New Zealand’s online casino market underwent significant reform in 2025 with the introduction of the Online Casino Gambling Bill on June 30, establishing a regulated licensing system for the first time. Administered by the Department of Internal Affairs (DIA), the regime aims to curb offshore gambling’s $300 million annual outflow while generating revenue through taxes. By October 2025, the government plans to auction 15 licenses, effective from early 2026, marking a shift from the Gambling Act 2003’s prohibition on domestic online casinos, which previously drove players to unregulated offshore sites.
Licensing Process and Criteria
The bill outlines a competitive auction for 15 exclusive online casino licenses, each valid for three years with renewal options. Operators must demonstrate:
- Financial Stability: Minimum capital of NZ$5 million and audited financials to ensure solvency.

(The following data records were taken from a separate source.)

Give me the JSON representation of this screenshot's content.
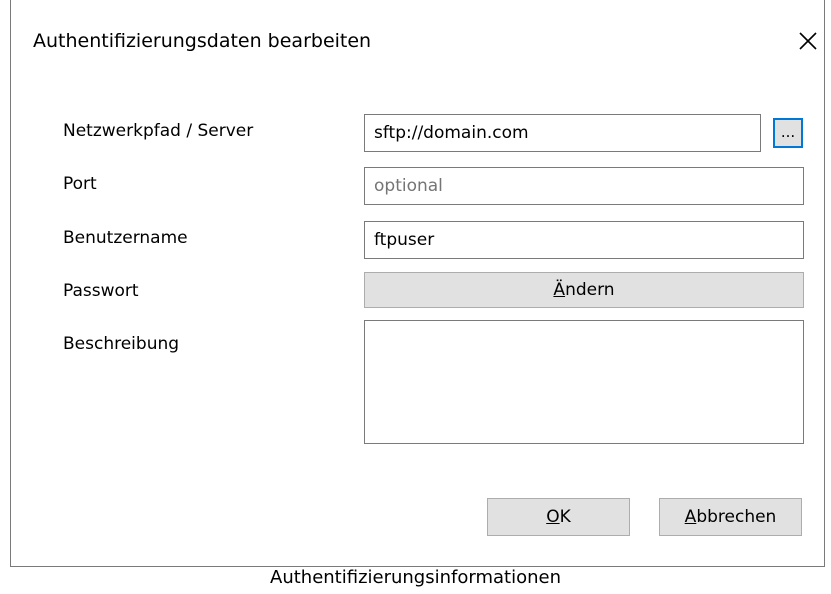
{
  "dialog": {
    "title": "Authentifizierungsdaten bearbeiten",
    "close_icon": "close-icon"
  },
  "form": {
    "server": {
      "label": "Netzwerkpfad / Server",
      "value": "sftp://domain.com",
      "browse_label": "..."
    },
    "port": {
      "label": "Port",
      "placeholder": "optional",
      "value": ""
    },
    "username": {
      "label": "Benutzername",
      "value": "ftpuser"
    },
    "password": {
      "label": "Passwort",
      "change_button": {
        "mnemonic": "Ä",
        "rest": "ndern"
      }
    },
    "description": {
      "label": "Beschreibung",
      "value": ""
    }
  },
  "buttons": {
    "ok": {
      "mnemonic": "O",
      "rest": "K"
    },
    "cancel": {
      "mnemonic": "A",
      "rest": "bbrechen"
    }
  },
  "caption": "Authentifizierungsinformationen",
  "colors": {
    "focus_border": "#0078d7",
    "button_bg": "#e1e1e1",
    "field_border": "#7a7a7a",
    "placeholder": "#8a8a8a"
  }
}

- Technical Compliance: RNG certification from approved labs (e.g., eCOGRA) for all games, with RTP minimums of 85% for slots and 95% for table games. Platforms must support NZD transactions and integrate secure payment gateways like POLi.
- Responsible Gambling Measures: Mandatory tools including deposit limits (NZ$500 daily default), self-exclusion registers linked to DIA’s database, and AI-based risk detection for problem gambling, affecting 2% of players per DIA data.
- AML/KYC Protocols: Enhanced due diligence with ID verification via RealMe, and transaction monitoring to flag suspicious activity over NZ$10,000.
- Tax Obligations: 15% duty on gross gambling revenue (GGR), projected to yield NZ$200 million annually for harm minimization programs.
Applicants undergo DIA vetting, with foreign operators requiring local partnerships. Successful bidders pay a one-time fee of NZ$1-2 million, based on auction results.
Operational Standards
Licensed casinos must operate exclusively for New Zealand residents, geoblocking international access. Key requirements include:
- Game Offerings: Slots, table games (blackjack, roulette), and live dealer options from providers like Evolution Gaming, with no sports betting crossover unless separately licensed.
- Payment Limits: Deposits capped at NZ$2,000 weekly for non-VIP users; withdrawals processed within 48 hours, minimum NZ$20.
- Advertising Rules: Prohibited on TV/radio during peak hours; no celebrity endorsements or bonuses exceeding 100% match up to NZ$200. Social media ads must include harm warnings.
- Data Security: Compliance with Privacy Act 2020, using AES-256 encryption and annual cybersecurity audits.
By mid-2025, DIA had pre-qualified 25 applicants, including global firms like Bet365 and local entities partnered with offshore tech.
Market Impact and Revenue Projections
The regime targets a regulated market size of NZ$800 million by 2027, reducing offshore reliance (currently 90% of online play). Operators face a 12% GGR tax plus licensing fees, funding DIA’s enforcement. Player protections extend to mandatory cooling-off periods after losses exceeding NZ$1,000 weekly. Early data shows 40% of offshore users migrating to licensed sites post-launch simulation.
Enforcement and Challenges
DIA enforces via IP blocking for unlicensed sites, with fines up to NZ$500,000 for violations. Challenges include sports sector opposition, fearing revenue loss from pokie trusts (NZ$300 million annually to community sports), and potential black market persistence. Advertising risks prompted amendments in September 2025, tightening bonus promotions.
New Zealand’s licensing regime prioritizes harm reduction over expansion, capping licenses at 15. Players should verify DIA registration via the official directory for secure play, ensuring compliance with local standards in 2025’s evolving market.